It is on topic on Software Engineering.SE, see What topics are not “part of the SDLC” but are nevertheless still on topic?
History questions are still on-topic, provided the OP can demonstrate some relevance with an ongoing concern related to the SDLC...
There's even one of them promoted on Ars Technica.
Note that questions that tend to be of the 'go hunt down this bit of trivia' (for varying definitions of trivia) may be less well received (a "How have languages influenced CPU design" was recently closed as too broad and "Who first used the phrase “Those who only live by the GUI, will die by the GUI”" was fairly promptly closed after being asked). It can be rather hit and miss for how the community responds to the question.
Note that even if it isn't off-topic, the question may get down voted for lack of research (part of the text in the mouseover guidance for down vote).
History tag on Software Engineering.SE has had a bit of history to it too with going back and forth on the 'on or off topic' debate. The best (and most recent) summary of what is expected from a history question can be found at: Is programming history on topic? in which the guidelines given are:
- Askers must do their homework
- Askers must share their research
- Questions must be answerable
- Programming history questions should be about programming history
- No trivia
A question that fails to meet these points is more likely to get closed and down voted
and an angry horde of Software Engineering.SE users will ping your mods and invade MSO.

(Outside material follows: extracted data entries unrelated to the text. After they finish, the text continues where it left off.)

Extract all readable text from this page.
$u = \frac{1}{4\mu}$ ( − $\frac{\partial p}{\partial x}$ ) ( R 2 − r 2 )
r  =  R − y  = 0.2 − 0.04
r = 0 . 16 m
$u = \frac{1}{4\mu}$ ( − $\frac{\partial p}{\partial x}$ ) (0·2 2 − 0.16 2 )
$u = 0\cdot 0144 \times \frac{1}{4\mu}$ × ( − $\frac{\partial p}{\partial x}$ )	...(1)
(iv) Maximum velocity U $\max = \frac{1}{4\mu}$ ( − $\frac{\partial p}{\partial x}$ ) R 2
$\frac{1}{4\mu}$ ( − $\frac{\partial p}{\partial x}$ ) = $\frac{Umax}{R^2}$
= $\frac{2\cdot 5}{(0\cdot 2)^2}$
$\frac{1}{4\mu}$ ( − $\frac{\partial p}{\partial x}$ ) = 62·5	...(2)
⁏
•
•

To the specific question mentioned, the OP might want to make sure that they have done a bit of research first and present that along with the question. Just tossing out idle curiosity and shower thoughts may not make for good questions.
The idea of pairing the elements of two (or more) lists to operate on them must be older than the invention of Lisp's
They should be sure that they are at least familiar with the languages that predate Lisp and consider if it was something new within Lisp that one is seeing. This should be fairly easy as you are dealing with (as listed in Wikipedia) six major languages, one of which was listed as a forerunner of Lisp.
One may get better answers if they describe what they understand how Lisp is influenced by IPL and where its other influences came from.
The answer to the question is probably somewhere in the Information Processing Language Manual - if you can find a zip function (or one that can be easily created from other functions), that's where Lisp got it. If you can't, Lisp didn't likely get it from Fortran or Cobol.
The mentioned question would likely be a less than ideal migration given the 'homework' point of the history test:
If the answer to a history question can be found on a freely available reference site (read: Wikipedia) or the language's / system's / project's freely available documentation, then the question is off topic and will be closed as such.
As I mentioned, the answer is probably in the documentation for one of the languages - it's the higher order function for mapping two lists.